A man convicted of killing and molesting a 9-year-old will be released from prison “within days” after serving a 17-year sentence.
Michael Guider, 68, was convicted in Australia of manslaughter and 60 counts of charges related to pedophilia in 2002 after confessing to causing the death of Samantha Knight in 1986. Guider admitted to abducting and molesting the girl but said her death was an accident caused by an overdose of drugs. Guider asserted the child had woken up from an initial drugging, so he gave her a second dose, which killed her.
Knight’s body has never been found, and Guider has said he doesn’t remember exactly what he did with her remains. Tess Knight, Samantha’s mother, pleaded with the court in Sydney to reconsider releasing Guider. “Did she call for me as she died?” Knight wondered during an emotional plea. “Did she wonder why I wasn’t there to help her?”
When Guider was sentenced over the young girl’s death, he was already serving sentences for numerous sex offenses against more than a dozen other children between 1980 and 1996. His modus operandi was to drug children with sedatives to enable his sex abuse. He told prison psychologists that he sexually abused his mother and his younger brother.
Lisa Giles, another of Guider’s victims, said in court, “This is not a man who will fade into obscurity and potter quietly around his garden. He’s not finished yet … he will take a child’s innocence and drink it like a fine wine.”
Guider’s release will be followed by a five-year supervision order that will include “great stringency” in what he is allowed to do and where he will be allowed to go.

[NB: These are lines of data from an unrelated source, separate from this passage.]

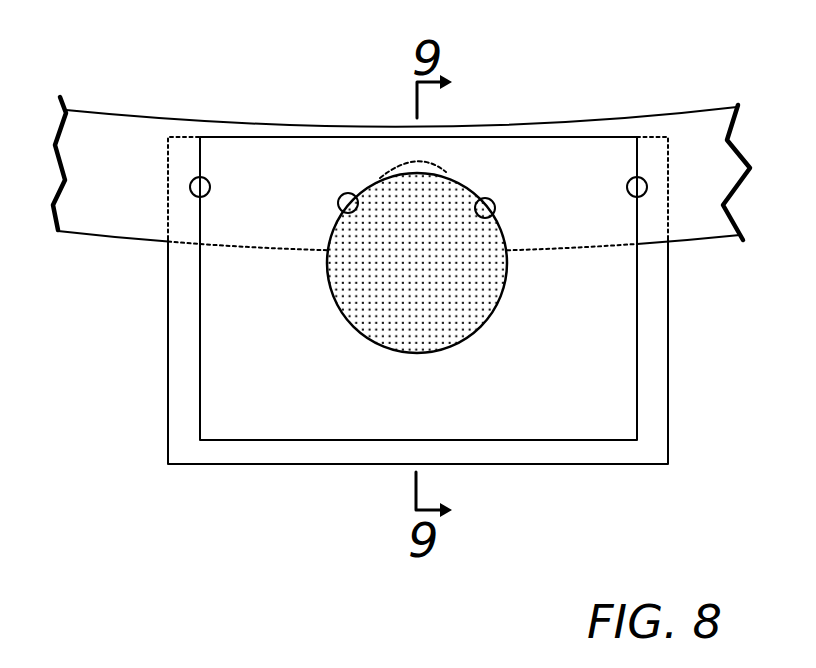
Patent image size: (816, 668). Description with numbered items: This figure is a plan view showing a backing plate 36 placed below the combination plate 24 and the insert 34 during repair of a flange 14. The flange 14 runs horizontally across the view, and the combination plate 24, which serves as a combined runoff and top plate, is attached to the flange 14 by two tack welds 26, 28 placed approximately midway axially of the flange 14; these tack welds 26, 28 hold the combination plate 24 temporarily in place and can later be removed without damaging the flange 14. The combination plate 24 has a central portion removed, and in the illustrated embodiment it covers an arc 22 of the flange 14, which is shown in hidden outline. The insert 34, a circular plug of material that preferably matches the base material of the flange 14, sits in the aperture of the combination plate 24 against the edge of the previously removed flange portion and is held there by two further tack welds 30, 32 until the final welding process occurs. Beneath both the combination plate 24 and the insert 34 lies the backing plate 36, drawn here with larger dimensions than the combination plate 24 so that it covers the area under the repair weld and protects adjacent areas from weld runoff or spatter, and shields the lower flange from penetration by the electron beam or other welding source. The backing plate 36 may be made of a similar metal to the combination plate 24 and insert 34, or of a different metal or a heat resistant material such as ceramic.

The flange 14 is at (118, 203).
The arc 22 is at (402, 170).
The combination plate 24 is at (355, 420).
The tack weld 26 is at (637, 187).
The tack weld 28 is at (197, 190).
The tack weld 30 is at (485, 208).
The tack weld 32 is at (347, 203).
The insert 34 is at (328, 280).
The backing plate 36 is at (655, 407).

Justice Richard Button of New South Wales said that further incarceration would serve no purpose in Guider’s rehabilitation. He expressed a belief that the 55 agreed-upon conditions of release would protect the community. “The fact is, that there is some risk in releasing any person on the complete expiry of his or her sentence who has been shown to commit offenses of the utmost gravity in the past, whatever their particular nature,” Button wrote in a statement.
Guider studied and wrote about archaeology and Aboriginal culture from behind bars.